The greatest potential that Thae may bring to Seoul, however, will be his perspective and talent for persuasion. Here is a man who can lie intelligently and convincingly. Just imagine how persuasive he’d be if he really believed himself. You can already see where I’m going with this, right?

The report cited a North Korean woman from South Pyeongan Province currently in China as saying that television signals transmitted from South Korea can be picked up in areas near Pyongyang such as Pyongsong and Sunchon.

She said that people who are watching South Korean television are mostly the elite class and they are strictly keeping it a secret.

Another source on North Korean affairs noted that South Korean TV programs can be viewed in Pyongyang as well as the Hwanghae and Hamgyeong provinces and coastal cities.

The source said that signals are particularly well received on flat lands and along coastlines, adding that images are more clear on cloudy days. [KBS]

Thae has undoubtedly done some terrible things to gain and keep his position. I doubt he had much choice. But if he wants to redeem himself as a transformational figure in Korean history, he has the potential that the wooden, doctrinaire, and charismatically challenged Hwang Jong-yop never had. I imagine that would work something like this.

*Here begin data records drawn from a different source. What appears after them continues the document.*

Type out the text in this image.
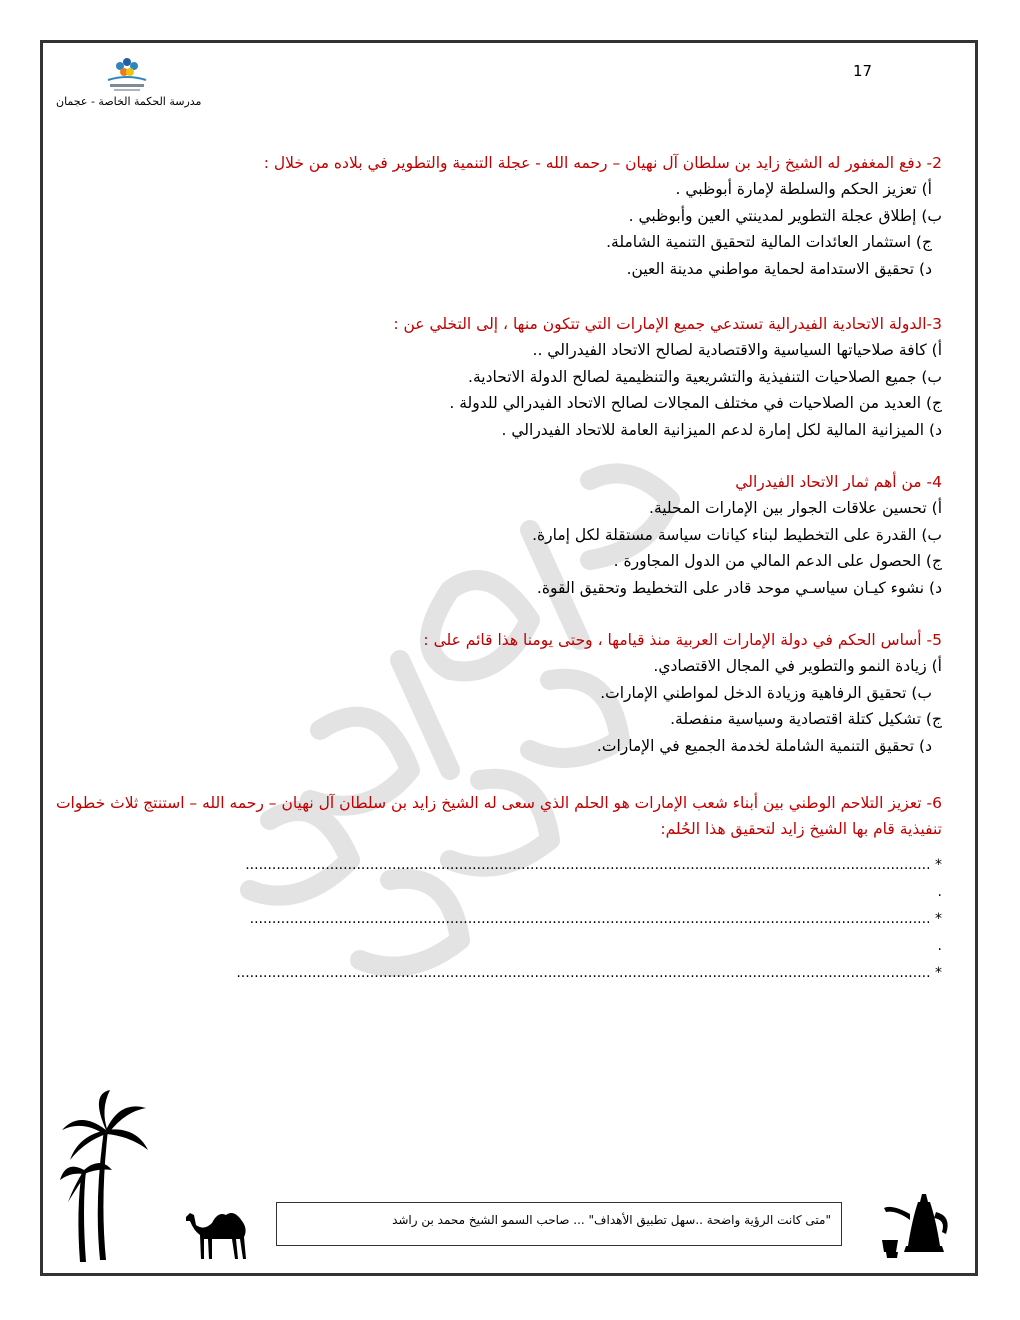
17
مدرسة الحكمة الخاصة - عجمان
2- دفع المغفور له الشيخ زايد بن سلطان آل نهيان – رحمه الله - عجلة التنمية والتطوير في بلاده من خلال :
أ) تعزيز الحكم والسلطة لإمارة أبوظبي .
ب) إطلاق عجلة التطوير لمدينتي العين وأبوظبي .
ج) استثمار العائدات المالية لتحقيق التنمية الشاملة.
د) تحقيق الاستدامة لحماية مواطني مدينة العين.
3-الدولة الاتحادية الفيدرالية تستدعي جميع الإمارات التي تتكون منها ، إلى التخلي عن :
أ) كافة صلاحياتها السياسية والاقتصادية لصالح الاتحاد الفيدرالي ..
ب) جميع الصلاحيات التنفيذية والتشريعية والتنظيمية لصالح الدولة الاتحادية.
ج) العديد من الصلاحيات في مختلف المجالات لصالح الاتحاد الفيدرالي للدولة .
د) الميزانية المالية لكل إمارة لدعم الميزانية العامة للاتحاد الفيدرالي .
4- من أهم ثمار الاتحاد الفيدرالي
أ) تحسين علاقات الجوار بين الإمارات المحلية.
ب) القدرة على التخطيط لبناء كيانات سياسة مستقلة لكل إمارة.
ج) الحصول على الدعم المالي من الدول المجاورة .
د) نشوء كيـان سياسـي موحد قادر على التخطيط وتحقيق القوة.
5- أساس الحكم في دولة الإمارات العربية منذ قيامها ، وحتى يومنا هذا قائم على :
أ) زيادة النمو والتطوير في المجال الاقتصادي.
ب) تحقيق الرفاهية وزيادة الدخل لمواطني الإمارات.
ج) تشكيل كتلة اقتصادية وسياسية منفصلة.
د) تحقيق التنمية الشاملة لخدمة الجميع في الإمارات.
6- تعزيز التلاحم الوطني بين أبناء شعب الإمارات هو الحلم الذي سعى له الشيخ زايد بن سلطان آل نهيان – رحمه الله – استنتج ثلاث خطوات تنفيذية قام بها الشيخ زايد لتحقيق هذا الحُلم:
* ..........................................................................................................................................................
.
* .........................................................................................................................................................
.
* ............................................................................................................................................................
"متى كانت الرؤية واضحة ..سهل تطبيق الأهداف" ... صاحب السمو الشيخ محمد بن راشد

[Kinda works for the last New Hampshire primaries, too.]

It has long been my view that governments place too much value on secrecy and too little value on public diplomacy and persuasion. Imagine the profound subversive impact on audiences in Pyongyang to see Thae speak the truth about why he defected. I can think of no better messenger to tell Pyongyang’s elites why they must reform and disarm or perish.